Lu Xun's eldest son, Lu Yan (陸延), died at a young age. Lu Xun's marquis title was inherited by his second son, Lu Kang (陸抗), who became a prominent general in Eastern Wu during the reign of the last Wu emperor Sun Hao. Lu Kang had six sons: Lu Yan (陸晏), Lu Jing (陸景), Lu Xuan (陸玄), Lu Ji (陸機), Lu Yun (陸雲) and Lu Dan (陸耽). (Note: See Lu Kang (Three Kingdoms)#Descendants for details.)

Lu Xun's younger brother, Lu Mao, also served as an official in Eastern Wu.

Lu Ji, a son of Lu Xun's granduncle Lu Kang (陸康), was one of the 24 Filial Exemplars and served as an official under Sun Quan.

Lu Kai, a relative of Lu Xun, served as the ninth Imperial Chancellor of Eastern Wu.

==In Romance of the Three Kingdoms==
Lu Xun appeared as a character in the historical novel Romance of the Three Kingdoms by Luo Guanzhong, which romanticises the historical events before and during the Three Kingdoms period.

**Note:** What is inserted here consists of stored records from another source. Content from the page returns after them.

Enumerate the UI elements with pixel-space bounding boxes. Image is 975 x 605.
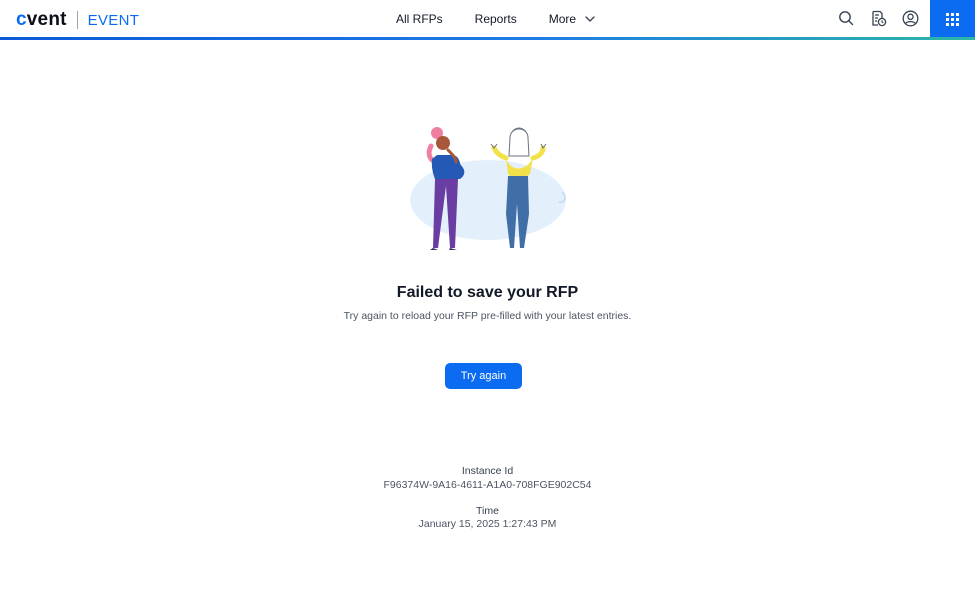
nav-more-label: More	[548, 12, 577, 26]
error-title: Failed to save your RFP	[396, 284, 579, 301]
nav-reports[interactable]: Reports	[475, 12, 517, 26]
time-value: January 15, 2025 1:27:43 PM	[418, 518, 557, 530]
task-list-icon	[871, 10, 886, 26]
main-nav: All RFPs Reports More	[396, 0, 596, 38]
nav-more-menu[interactable]: More	[549, 12, 596, 26]
top-navigation-bar: cvent EVENT All RFPs Reports More	[0, 0, 975, 40]
error-message: Try again to reload your RFP pre-filled …	[343, 310, 632, 322]
product-name: EVENT	[87, 11, 140, 29]
error-page: Failed to save your RFP Try again to rel…	[0, 40, 975, 605]
time-label: Time	[476, 505, 499, 517]
instance-id-label: Instance Id	[461, 465, 514, 477]
user-account-icon	[902, 10, 918, 26]
chevron-down-icon	[585, 16, 595, 22]
account-button[interactable]	[900, 8, 920, 28]
error-illustration	[410, 127, 566, 250]
try-again-button[interactable]: Try again	[445, 363, 522, 389]
cvent-logo: cvent	[16, 9, 67, 30]
tasks-button[interactable]	[868, 8, 888, 28]
search-icon	[839, 11, 854, 26]
nav-all-rfps[interactable]: All RFPs	[396, 12, 443, 26]
header-actions	[836, 8, 920, 28]
app-switcher-button[interactable]	[930, 0, 975, 38]
instance-id-value: F96374W-9A16-4611-A1A0-708FGE902C54	[383, 479, 592, 491]
brand[interactable]: cvent EVENT	[16, 9, 139, 31]
search-button[interactable]	[836, 8, 856, 28]
app-grid-icon	[946, 12, 959, 26]
brand-divider	[76, 11, 78, 29]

His most significant moment in the novel, apart from his role in the Battle of Xiaoting, is a fictional encounter he had after the battle. (Note: See Stone Sentinel Maze#Lu Xun's encounter for details.)

==In popular culture==

Lu Xun is featured as a playable character in Koei's Dynasty Warriors video game series, as well as Warriors Orochi, a crossover between Dynasty Warriors and Samurai Warriors. He also appears in Koei's strategy game series Romance of the Three Kingdoms.

In the trading card game Magic: The Gathering, there is a card called "Lu Xun, Scholar General" in the Portal Three Kingdoms set.

He was played by the actor Shao Feng in the 2010 Chinese television series Three Kingdoms.